The world’s largest logistics real estate owner, developer and operator reported October 15 that core funds from operations came in at 97 cents per diluted share, up from 72 cents per share in the year-earlier quarter. The 2019 results exceeded analysts’ average estimates by 4 cents a share, according to Barchart. The results included 18 cents a share of “net promote income” generated by Prologis’ “strategic capital” venture program; it raised a record $1.6 billion in capital for open-ended projects. The 2018 quarter did not have any such income.
The company also boosted full-year core funds guidance to a range of $3.30 to $3.32 a share from $3.26 to $3.30 a share. The consensus estimate had been $3.28 a share. The company will share 2020 guidance at an investor day early next month.
Net earnings per diluted share rose to 71 cents a share compared to 60 cents, the San Francisco-based company said. Revenue of $712 million was up 16.5% year-on-year, though it missed estimates by $3.72 million, according to website Seeking Alpha.
Occupancy rates dipped to 96.5% from 97.5% in the year-earlier period as Prologis emphasized higher rent flows over occupancy, it said. Rents jumped considerably year-on-year, led by the U.S. market, which company executives said remains strong.

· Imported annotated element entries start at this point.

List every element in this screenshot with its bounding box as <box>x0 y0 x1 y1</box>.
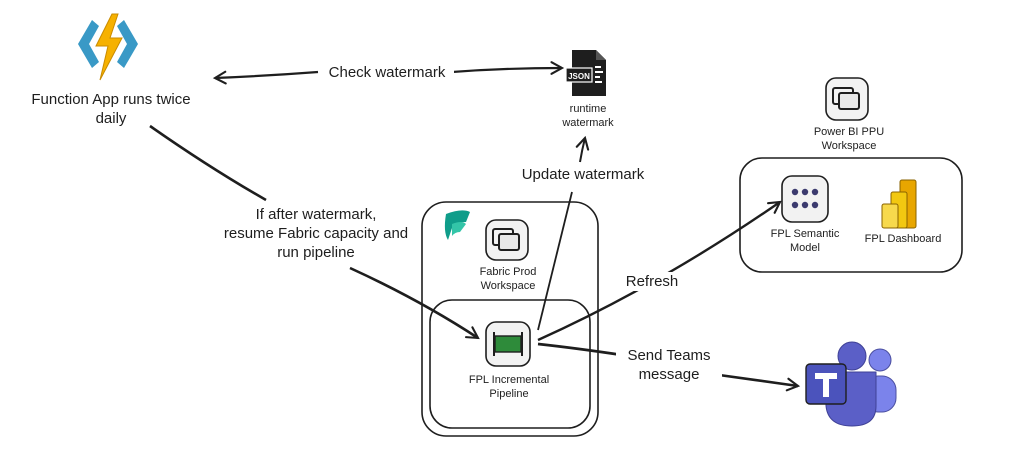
powerbi-workspace-container <box>739 157 963 273</box>
runtime-watermark-line1: runtime <box>569 103 607 115</box>
send-teams-label: Send Teams message <box>616 346 722 384</box>
update-watermark-arrow-head <box>575 135 590 163</box>
azure-function-icon <box>78 13 138 81</box>
resume-arrow-upper <box>149 124 267 202</box>
pipeline-container <box>429 299 591 429</box>
resume-label-line3: run pipeline <box>277 244 355 261</box>
powerbi-workspace-label: Power BI PPU Workspace <box>786 125 912 153</box>
fabric-workspace-line1: Fabric Prod <box>479 266 537 278</box>
powerbi-workspace-line2: Workspace <box>821 140 877 152</box>
semantic-model-line1: FPL Semantic <box>770 228 840 240</box>
resume-label-line2: resume Fabric capacity and <box>223 225 409 242</box>
dashboard-label: FPL Dashboard <box>864 233 942 245</box>
send-teams-arrow-upper <box>537 342 623 357</box>
fabric-logo-icon <box>444 210 470 240</box>
send-teams-label-line2: message <box>638 366 700 383</box>
refresh-label: Refresh <box>616 272 688 291</box>
pipeline-label: FPL Incremental Pipeline <box>446 373 572 401</box>
fabric-capacity-container <box>421 201 599 437</box>
fabric-workspace-line2: Workspace <box>480 280 536 292</box>
function-app-label-line2: daily <box>95 110 127 127</box>
resume-label-line1: If after watermark, <box>255 206 377 223</box>
powerbi-report-icon <box>881 179 917 229</box>
send-teams-label-line1: Send Teams <box>627 347 711 364</box>
update-watermark-arrow <box>537 191 573 331</box>
check-watermark-label: Check watermark <box>320 63 454 82</box>
send-teams-arrow-lower <box>711 372 801 392</box>
microsoft-teams-icon <box>805 341 897 427</box>
check-watermark-arrow <box>212 70 319 85</box>
semantic-model-icon <box>781 175 829 223</box>
powerbi-workspace-line1: Power BI PPU <box>813 126 885 138</box>
json-file-icon: JSON <box>565 50 606 96</box>
semantic-model-line2: Model <box>790 242 820 254</box>
function-app-label: Function App runs twice daily <box>8 90 214 128</box>
update-watermark-label: Update watermark <box>510 165 656 184</box>
runtime-watermark-line2: watermark <box>562 117 614 129</box>
pipeline-line1: FPL Incremental <box>468 374 550 386</box>
pipeline-icon <box>485 321 531 367</box>
function-app-label-line1: Function App runs twice <box>31 91 191 108</box>
powerbi-workspace-icon <box>825 77 869 121</box>
runtime-watermark-label: runtime watermark <box>540 102 636 130</box>
resume-arrow-lower <box>349 266 480 340</box>
fabric-workspace-label: Fabric Prod Workspace <box>456 265 560 293</box>
check-watermark-arrow-right <box>451 61 565 75</box>
pipeline-line2: Pipeline <box>489 388 529 400</box>
refresh-arrow <box>537 200 782 342</box>
semantic-model-label: FPL Semantic Model <box>750 227 860 255</box>
json-badge: JSON <box>568 72 590 81</box>
resume-label: If after watermark, resume Fabric capaci… <box>212 205 420 262</box>
fabric-workspace-icon <box>485 219 529 261</box>
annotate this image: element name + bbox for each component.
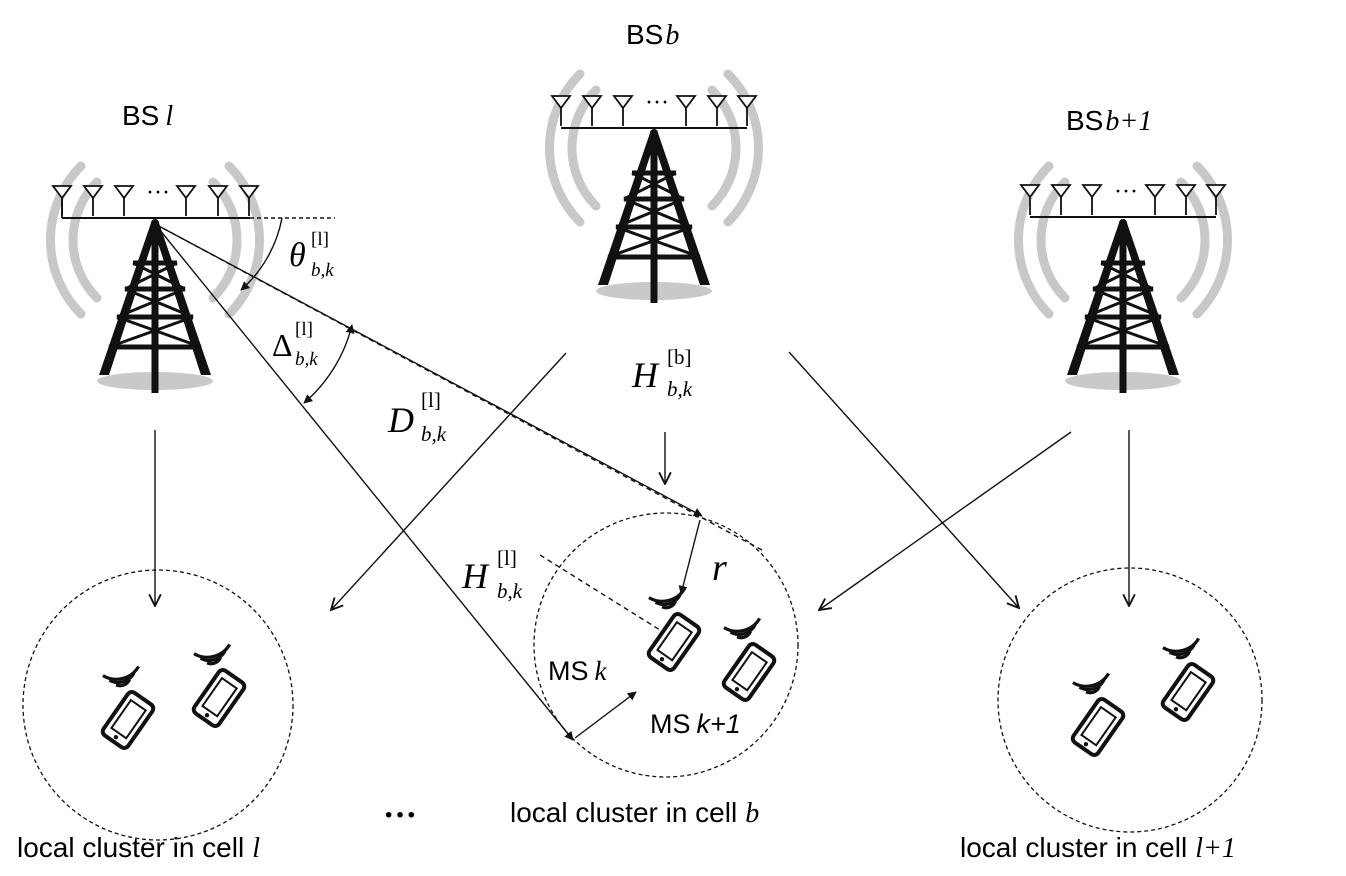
base-station-b-plus-1: ··· BSb+1 (1018, 105, 1227, 393)
cluster-boundary (533, 512, 799, 778)
cluster-l (22, 569, 294, 841)
svg-text:H: H (461, 556, 490, 596)
svg-text:Δ: Δ (272, 327, 293, 363)
theta-arc (240, 217, 283, 291)
bs-b-plus-1-label: BSb+1 (1066, 105, 1152, 137)
svg-text:b,k: b,k (295, 349, 318, 370)
smartphone-icon (164, 628, 262, 730)
radius-guide (539, 554, 661, 631)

With a portfolio of nearly 800 million square feet in 19 countries, Prologis is a proxy of the health of the global industrial real estate market, particularly the portion of the industrial market focusing on logistics. Fundamentals in the United States, Europe and Japan are healthy, company executives said on the analyst call. Rent growth in continental Europe is the strongest it’s been in a decade, executives said.
Rental rates continue to outperform, and the company has seen no fallout from the various trade disputes, executives said. The same trade-related uncertainty that adversely affects the outlook for some of its transport and logistics customers works to Prologis’ benefit because the lack of clarity often requires businesses to hold additional stock to protect against any changes in the landscape, such as higher tariffs, said Hamad R. Moghadam, Prologis’ CEO.
Executives on the call said there is nothing to indicate a near-term reversal in any of the trends affecting their markets.
Prologis continues to benefit from the growth in e-commerce fulfillment as companies seek industrial locations that are closer to their customers to offset supply chain costs such as labor and transportation. Demand is solid across property types of all sizes, company executives said. Smaller-size properties more suited for e-commerce fulfillment have the best potential for rent growth, company executives said. Those comments dovetail with recent industry projections of strong demand for the smaller buildings that will not resemble the traditional industrial warehouses.
At mid-afternoon, the price of Prologis’ shares had hit a 52-week high of $88.81 a share, up $2.55 a share.